Doctoring Health Care

When in Rome…

In the quiet of the exam room, the patient’s cell phone obnoxiously chimes to life.

“Hold on a minute Doc, I’ve been expecting this text.”

You think, but dare not say, “you are kidding me, right?”

This scenario is just one of technology’s canker sores.

Undoubtedly, the new world of always-on communication has irreversibly redefined the rules of human interaction–for the worse many have argued. The actual person-to-person phone call has become so yesterday.  This is not a judgement, just a matter of factuality.

The young of years get this. They have never known a TV with knobs or a rotary phone. While the middle-aged click with trepidation, and the aged do not click at all, the young click away fearlessly.  It is their medium. Texting a youngster seems to bring out their inner sweetness.  It is their language.

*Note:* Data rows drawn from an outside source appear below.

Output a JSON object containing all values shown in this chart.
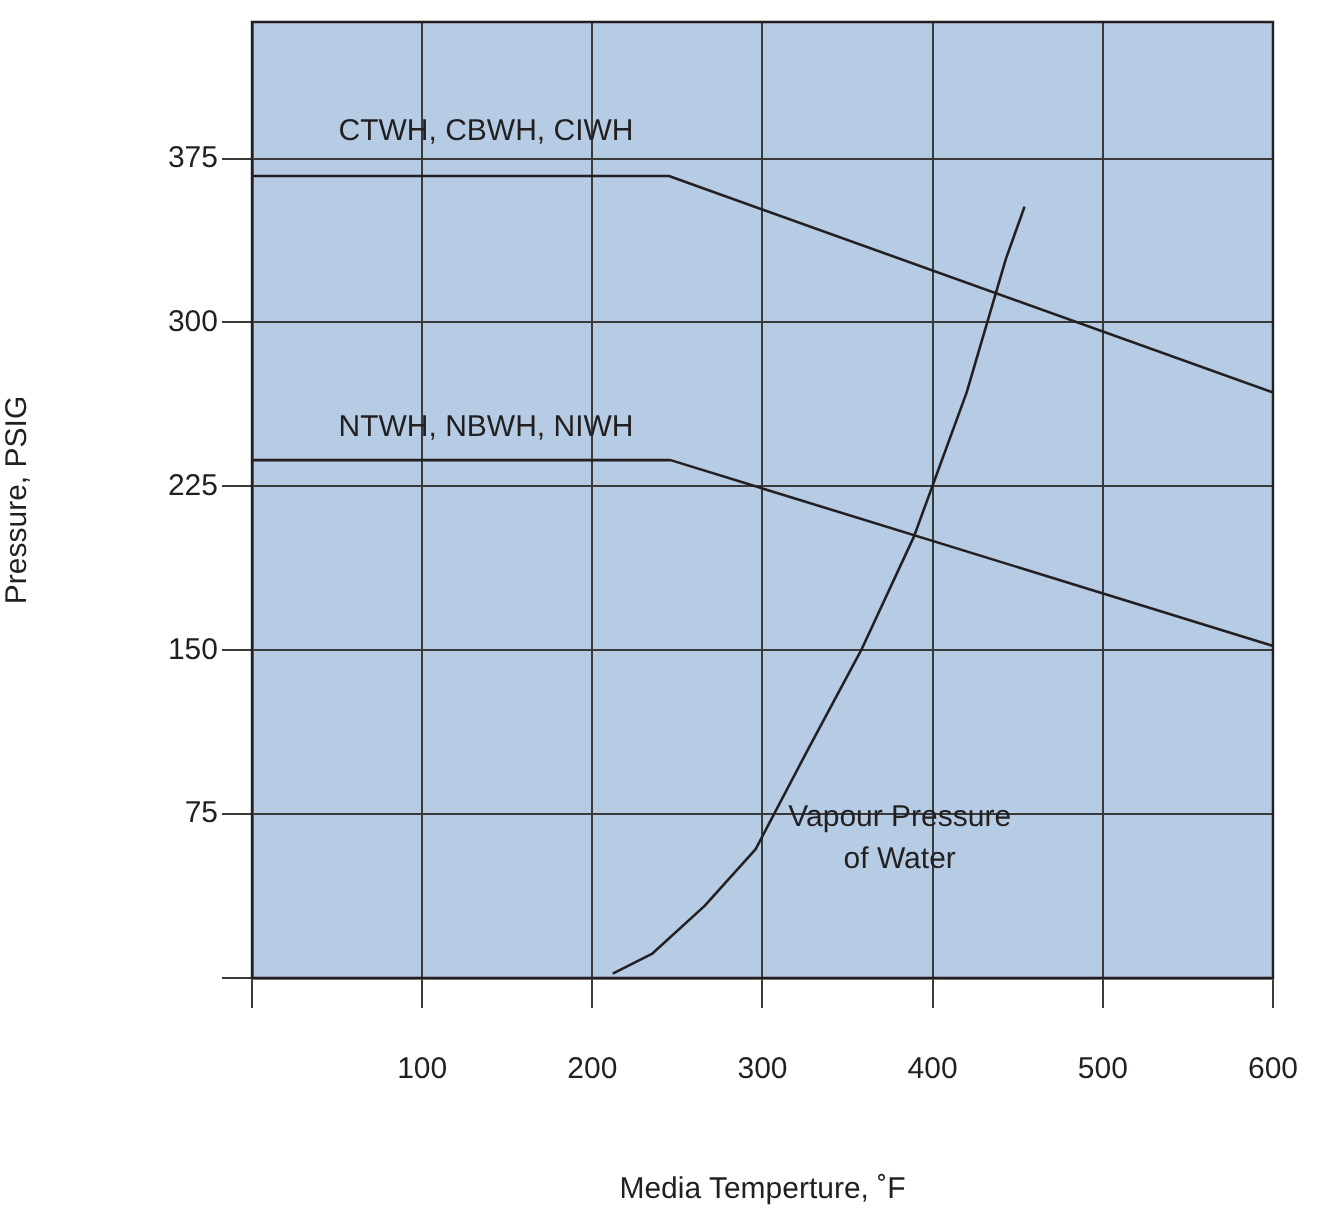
{
  "chart_data": {
    "type": "line",
    "xlabel": "Media Temperture, ˚F",
    "ylabel": "Pressure, PSIG",
    "xlim": [
      0,
      600
    ],
    "xticks": [
      {
        "value": 0,
        "label": null
      },
      100,
      200,
      300,
      400,
      500,
      600
    ],
    "ylim": [
      0,
      437.5
    ],
    "yticks": [
      {
        "value": 0,
        "label": null
      },
      75,
      150,
      225,
      300,
      375
    ],
    "grid": true,
    "legend": false,
    "marker": "none",
    "line_style": "solid",
    "series": [
      {
        "name": "CTWH, CBWH, CIWH",
        "color": "#231f20",
        "x": [
          0,
          245,
          600
        ],
        "values": [
          367,
          367,
          268
        ]
      },
      {
        "name": "NTWH, NBWH, NIWH",
        "color": "#231f20",
        "x": [
          0,
          246,
          600
        ],
        "values": [
          237,
          237,
          152
        ]
      },
      {
        "name": "Vapour Pressure\nof Water",
        "color": "#231f20",
        "x": [
          212,
          235,
          266,
          296,
          327,
          358,
          389,
          420,
          443,
          454
        ],
        "values": [
          2,
          11,
          33,
          59,
          105,
          150,
          202,
          268,
          329,
          353
        ]
      }
    ]
  }
}
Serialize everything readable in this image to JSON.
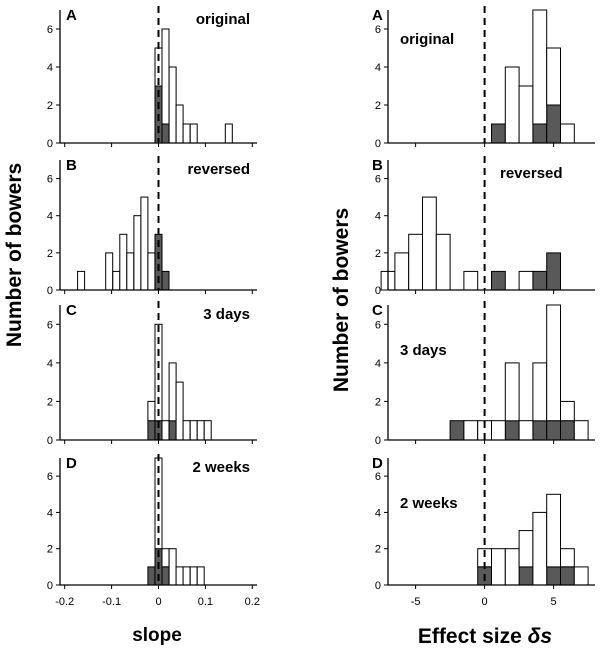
{
  "figure": {
    "left_ylabel": "Number of bowers",
    "right_ylabel": "Number of bowers",
    "left_xlabel": "slope",
    "right_xlabel_prefix": "Effect size ",
    "right_xlabel_symbol": "δs"
  },
  "colors": {
    "dark_bar": "#595959",
    "light_bar": "#ffffff",
    "axis": "#000000"
  },
  "chart_data": [
    {
      "type": "bar",
      "stacked": true,
      "column": "left",
      "panel": "A",
      "label": "original",
      "ylim": [
        0,
        7
      ],
      "yticks": [
        0,
        2,
        4,
        6
      ],
      "xlim": [
        -0.21,
        0.21
      ],
      "xticks": [
        -0.2,
        -0.1,
        0,
        0.1,
        0.2
      ],
      "xtick_labels": [
        "-0.2",
        "-0.1",
        "0",
        "0.1",
        "0.2"
      ],
      "show_xtick_labels": false,
      "bin_width": 0.015,
      "reference_line": 0,
      "series": [
        {
          "name": "dark",
          "bins": [
            [
              0.0,
              3
            ],
            [
              0.015,
              1
            ]
          ]
        },
        {
          "name": "light",
          "bins": [
            [
              0.0,
              2
            ],
            [
              0.015,
              5
            ],
            [
              0.03,
              4
            ],
            [
              0.045,
              2
            ],
            [
              0.06,
              1
            ],
            [
              0.075,
              1
            ],
            [
              0.15,
              1
            ]
          ]
        }
      ]
    },
    {
      "type": "bar",
      "stacked": true,
      "column": "left",
      "panel": "B",
      "label": "reversed",
      "ylim": [
        0,
        7
      ],
      "yticks": [
        0,
        2,
        4,
        6
      ],
      "xlim": [
        -0.21,
        0.21
      ],
      "xticks": [
        -0.2,
        -0.1,
        0,
        0.1,
        0.2
      ],
      "xtick_labels": [
        "-0.2",
        "-0.1",
        "0",
        "0.1",
        "0.2"
      ],
      "show_xtick_labels": false,
      "bin_width": 0.015,
      "reference_line": 0,
      "series": [
        {
          "name": "dark",
          "bins": [
            [
              0.0,
              3
            ],
            [
              0.015,
              1
            ]
          ]
        },
        {
          "name": "light",
          "bins": [
            [
              -0.165,
              1
            ],
            [
              -0.105,
              2
            ],
            [
              -0.09,
              1
            ],
            [
              -0.075,
              3
            ],
            [
              -0.06,
              2
            ],
            [
              -0.045,
              4
            ],
            [
              -0.03,
              5
            ],
            [
              -0.015,
              2
            ]
          ]
        }
      ]
    },
    {
      "type": "bar",
      "stacked": true,
      "column": "left",
      "panel": "C",
      "label": "3 days",
      "ylim": [
        0,
        7
      ],
      "yticks": [
        0,
        2,
        4,
        6
      ],
      "xlim": [
        -0.21,
        0.21
      ],
      "xticks": [
        -0.2,
        -0.1,
        0,
        0.1,
        0.2
      ],
      "xtick_labels": [
        "-0.2",
        "-0.1",
        "0",
        "0.1",
        "0.2"
      ],
      "show_xtick_labels": false,
      "bin_width": 0.015,
      "reference_line": 0,
      "series": [
        {
          "name": "dark",
          "bins": [
            [
              -0.015,
              1
            ],
            [
              0.0,
              1
            ],
            [
              0.03,
              1
            ]
          ]
        },
        {
          "name": "light",
          "bins": [
            [
              -0.015,
              1
            ],
            [
              0.0,
              5
            ],
            [
              0.015,
              1
            ],
            [
              0.03,
              3
            ],
            [
              0.045,
              3
            ],
            [
              0.06,
              1
            ],
            [
              0.075,
              1
            ],
            [
              0.09,
              1
            ],
            [
              0.105,
              1
            ]
          ]
        }
      ]
    },
    {
      "type": "bar",
      "stacked": true,
      "column": "left",
      "panel": "D",
      "label": "2 weeks",
      "ylim": [
        0,
        7
      ],
      "yticks": [
        0,
        2,
        4,
        6
      ],
      "xlim": [
        -0.21,
        0.21
      ],
      "xticks": [
        -0.2,
        -0.1,
        0,
        0.1,
        0.2
      ],
      "xtick_labels": [
        "-0.2",
        "-0.1",
        "0",
        "0.1",
        "0.2"
      ],
      "show_xtick_labels": true,
      "bin_width": 0.015,
      "reference_line": 0,
      "series": [
        {
          "name": "dark",
          "bins": [
            [
              -0.015,
              1
            ],
            [
              0.0,
              2
            ],
            [
              0.015,
              1
            ]
          ]
        },
        {
          "name": "light",
          "bins": [
            [
              0.0,
              5
            ],
            [
              0.015,
              1
            ],
            [
              0.03,
              2
            ],
            [
              0.045,
              1
            ],
            [
              0.06,
              1
            ],
            [
              0.075,
              1
            ],
            [
              0.09,
              1
            ]
          ]
        }
      ]
    },
    {
      "type": "bar",
      "stacked": true,
      "column": "right",
      "panel": "A",
      "label": "original",
      "ylim": [
        0,
        7
      ],
      "yticks": [
        0,
        2,
        4,
        6
      ],
      "xlim": [
        -7,
        8
      ],
      "xticks": [
        -5,
        0,
        5
      ],
      "xtick_labels": [
        "-5",
        "0",
        "5"
      ],
      "show_xtick_labels": false,
      "bin_width": 1,
      "reference_line": 0,
      "series": [
        {
          "name": "dark",
          "bins": [
            [
              1,
              1
            ],
            [
              4,
              1
            ],
            [
              5,
              2
            ]
          ]
        },
        {
          "name": "light",
          "bins": [
            [
              2,
              4
            ],
            [
              3,
              3
            ],
            [
              4,
              6
            ],
            [
              5,
              3
            ],
            [
              6,
              1
            ]
          ]
        }
      ]
    },
    {
      "type": "bar",
      "stacked": true,
      "column": "right",
      "panel": "B",
      "label": "reversed",
      "ylim": [
        0,
        7
      ],
      "yticks": [
        0,
        2,
        4,
        6
      ],
      "xlim": [
        -7,
        8
      ],
      "xticks": [
        -5,
        0,
        5
      ],
      "xtick_labels": [
        "-5",
        "0",
        "5"
      ],
      "show_xtick_labels": false,
      "bin_width": 1,
      "reference_line": 0,
      "series": [
        {
          "name": "dark",
          "bins": [
            [
              1,
              1
            ],
            [
              4,
              1
            ],
            [
              5,
              2
            ]
          ]
        },
        {
          "name": "light",
          "bins": [
            [
              -7,
              1
            ],
            [
              -6,
              2
            ],
            [
              -5,
              3
            ],
            [
              -4,
              5
            ],
            [
              -3,
              3
            ],
            [
              -1,
              1
            ],
            [
              3,
              1
            ]
          ]
        }
      ]
    },
    {
      "type": "bar",
      "stacked": true,
      "column": "right",
      "panel": "C",
      "label": "3 days",
      "ylim": [
        0,
        7
      ],
      "yticks": [
        0,
        2,
        4,
        6
      ],
      "xlim": [
        -7,
        8
      ],
      "xticks": [
        -5,
        0,
        5
      ],
      "xtick_labels": [
        "-5",
        "0",
        "5"
      ],
      "show_xtick_labels": false,
      "bin_width": 1,
      "reference_line": 0,
      "series": [
        {
          "name": "dark",
          "bins": [
            [
              -2,
              1
            ],
            [
              2,
              1
            ],
            [
              4,
              1
            ],
            [
              5,
              1
            ],
            [
              6,
              1
            ]
          ]
        },
        {
          "name": "light",
          "bins": [
            [
              -1,
              1
            ],
            [
              0,
              1
            ],
            [
              1,
              1
            ],
            [
              2,
              3
            ],
            [
              3,
              1
            ],
            [
              4,
              3
            ],
            [
              5,
              6
            ],
            [
              6,
              1
            ],
            [
              7,
              1
            ]
          ]
        }
      ]
    },
    {
      "type": "bar",
      "stacked": true,
      "column": "right",
      "panel": "D",
      "label": "2 weeks",
      "ylim": [
        0,
        7
      ],
      "yticks": [
        0,
        2,
        4,
        6
      ],
      "xlim": [
        -7,
        8
      ],
      "xticks": [
        -5,
        0,
        5
      ],
      "xtick_labels": [
        "-5",
        "0",
        "5"
      ],
      "show_xtick_labels": true,
      "bin_width": 1,
      "reference_line": 0,
      "series": [
        {
          "name": "dark",
          "bins": [
            [
              0,
              1
            ],
            [
              3,
              1
            ],
            [
              5,
              1
            ],
            [
              6,
              1
            ]
          ]
        },
        {
          "name": "light",
          "bins": [
            [
              0,
              1
            ],
            [
              1,
              2
            ],
            [
              2,
              2
            ],
            [
              3,
              2
            ],
            [
              4,
              4
            ],
            [
              5,
              4
            ],
            [
              6,
              1
            ],
            [
              7,
              1
            ]
          ]
        }
      ]
    }
  ]
}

Like me, many of peers in the medical world are equally enamored with this new communication realm.

And so it was recently when I tip-toed into the new world of “e-communication.” It was a risk.

Call me old-school if you will, but I still like to communicate with referring doctors.  Not just because it is right and respectful to do so, but it would be disingenuous to deny the tacit component of bragging.  “This curing with burning thing is so nifty, others would surely want to know,” is how most electrophysiologists roll.

The old way to communicate was to pull a busy referring doctor out of a room and speak over the phone.

A new way–that occurred to me spontaneously in a eureka-like moment–is to snap a photo of a photo, and send it along with the text message:  “Mr ***** had a successful ablation.”

Termination of tachycardia is still so sweet!

Is the referring doctor taken aback by this new form of peer-to-peer communication?  You be the judge from his text message response…

“BEAUTIFUL! Not sure which of us is the sicker: you for sending that image, or me for enlarging it and looking closely at it.”

Not all that beeps and interrupts is rude and impersonal.

It is a new world.  Might as well join in.

Huge grin!


One reply on “When in Rome…”

Actually, in context, the picture message is more respectful. It allows the physician the opportunity to take the message on his terms. I turn my phone to silence when I'm in an appointment, but have had doctors take calls during my appointment. I know they are taking care of people much sicker than I am, but it breaks the attention of the visit.